We also believe that the Holy Trinity is the source of the physical world, creating humans in the image of God: God created little creators. God infused us with self-directing ability. Within the universe God spun into being, we meaningfully choose. While we are not all-powerful, we have the will to engage with our world.
-that if you preach on the sovereignty and Kingship of God this Sunday, take care to that a “don’t worry, God is in control” statement is nuanced, because we, as Wesleyans, also believe that people are given free responsibility to engage their culture, meaning that human responsibility is very real.
As you preach a theocentric (God-centered) sermon, because we’re sick of an anthropocentric (human-centered) week, connect God’s power with God’s majesty. A good dose of wonder helps heal either pride or cynicism (however the listener voted). Consider the impact of texts like, “the heavens declare the glory of God, the skies proclaim the work of his hands.”
This doesn’t avoid practical application: listeners can be challenged to look for ways to share beauty with others during the week. If God allows red and blue states to enjoy a beautiful sunset, then we are called to share joy, beauty, and cheer with those around us, no matter what political shirt they may be wearing.
*Preach alongside a special Communion service, whether it’s normal for your monthly schedule or not. Some denominations have a pause for reconciliation (rarely utilized) in their communion liturgy. It’s not a bad idea. Usually part of this text from Matthew 5 is utilized:
You have heard that it was said to the people long ago, ‘You shall not murder, and anyone who murders will be subject to judgment.’ But I tell you that anyone who is angry with a brother or sister will be subject to judgment. Again, anyone who says to a brother or sister, ‘Raca, is answerable to the court. And anyone who says, ‘You fool!’ will be in danger of the fire of hell.
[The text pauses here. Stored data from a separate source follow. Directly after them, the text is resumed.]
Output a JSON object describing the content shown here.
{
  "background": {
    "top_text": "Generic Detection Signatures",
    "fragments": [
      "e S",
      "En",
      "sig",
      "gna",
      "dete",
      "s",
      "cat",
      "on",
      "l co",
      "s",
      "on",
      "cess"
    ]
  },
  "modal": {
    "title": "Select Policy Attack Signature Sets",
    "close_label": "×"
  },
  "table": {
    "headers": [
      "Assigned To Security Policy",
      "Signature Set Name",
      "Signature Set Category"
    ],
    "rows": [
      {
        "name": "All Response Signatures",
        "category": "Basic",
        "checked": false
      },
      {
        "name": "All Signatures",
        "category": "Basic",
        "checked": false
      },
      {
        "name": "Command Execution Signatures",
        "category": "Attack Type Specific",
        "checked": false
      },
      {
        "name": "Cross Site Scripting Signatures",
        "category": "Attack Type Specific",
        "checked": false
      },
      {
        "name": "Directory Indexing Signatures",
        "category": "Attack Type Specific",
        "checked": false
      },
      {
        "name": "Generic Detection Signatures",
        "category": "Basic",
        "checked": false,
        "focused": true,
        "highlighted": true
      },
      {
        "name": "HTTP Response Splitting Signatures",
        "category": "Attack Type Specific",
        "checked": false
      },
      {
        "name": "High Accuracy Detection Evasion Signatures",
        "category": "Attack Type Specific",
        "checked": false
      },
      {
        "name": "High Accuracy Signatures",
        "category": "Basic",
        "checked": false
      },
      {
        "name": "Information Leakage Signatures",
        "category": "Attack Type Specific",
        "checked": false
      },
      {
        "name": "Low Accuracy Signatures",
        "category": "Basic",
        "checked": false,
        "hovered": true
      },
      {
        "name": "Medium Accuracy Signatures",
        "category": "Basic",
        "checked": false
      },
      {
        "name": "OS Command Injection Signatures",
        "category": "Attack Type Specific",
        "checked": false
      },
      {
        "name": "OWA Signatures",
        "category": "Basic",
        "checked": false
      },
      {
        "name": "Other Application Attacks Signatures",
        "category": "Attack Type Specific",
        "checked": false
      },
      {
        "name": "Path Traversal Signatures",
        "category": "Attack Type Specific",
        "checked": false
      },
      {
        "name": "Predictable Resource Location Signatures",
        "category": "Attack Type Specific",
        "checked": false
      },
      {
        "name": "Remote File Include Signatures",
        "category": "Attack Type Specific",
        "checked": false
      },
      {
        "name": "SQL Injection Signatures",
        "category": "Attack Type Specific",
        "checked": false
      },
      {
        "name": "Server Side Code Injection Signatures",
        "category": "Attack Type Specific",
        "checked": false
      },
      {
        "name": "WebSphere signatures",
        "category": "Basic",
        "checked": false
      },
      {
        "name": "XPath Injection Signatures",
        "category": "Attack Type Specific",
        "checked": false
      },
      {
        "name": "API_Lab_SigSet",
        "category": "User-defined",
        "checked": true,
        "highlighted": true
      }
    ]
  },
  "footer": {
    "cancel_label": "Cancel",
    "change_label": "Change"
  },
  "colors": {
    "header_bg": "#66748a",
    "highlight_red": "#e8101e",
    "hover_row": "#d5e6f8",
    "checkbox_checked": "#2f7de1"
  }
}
Therefore, if you are offering your gift at the altar and there remember that your brother or sister has something against you, leave your gift there in front of the altar. First go and be reconciled to them; then come and offer your gift.
How is it not powerful to hear a congregation pray, after a week of polarized, polemical rhetoric,
Almighty God, to you all hearts are open [significant pause]
all desires known, [significant pause]
and from you no secrets are hid: [significant pause]
Cleanse the thoughts of our hearts [significant pause]
by the inspiration of your Holy Spirit,
that we may perfectly love you,
and worthily magnify your holy Name;
through Christ our Lord. Amen.
-that your sermon balances human fallenness and sinfulness with the intervening, sanctifying grace of Jesus Christ. Allowing God to gently sift our spirits, attitudes, and beliefs keeps us from triumphing over our seeming victory or despairing too greatly over our seeming tragedy.
After a season of frustration with others, individual believers must face their own shortcomings, sinfulness, and dependence on God – not as a way to justify his or her own candidate, but out of recognition that each person contributes to our collective culture, and that each person has blind spots, prejudices, and areas where they need to grow. It is an exercise in humility.
Bonus level: Switch out a Communion service for a Foot Washing service. Make sure there is balance in leaders and laypeople, differing perspectives and backgrounds. *If you think you might be moving anyway and you don’t care: invite public officials to attend and participate.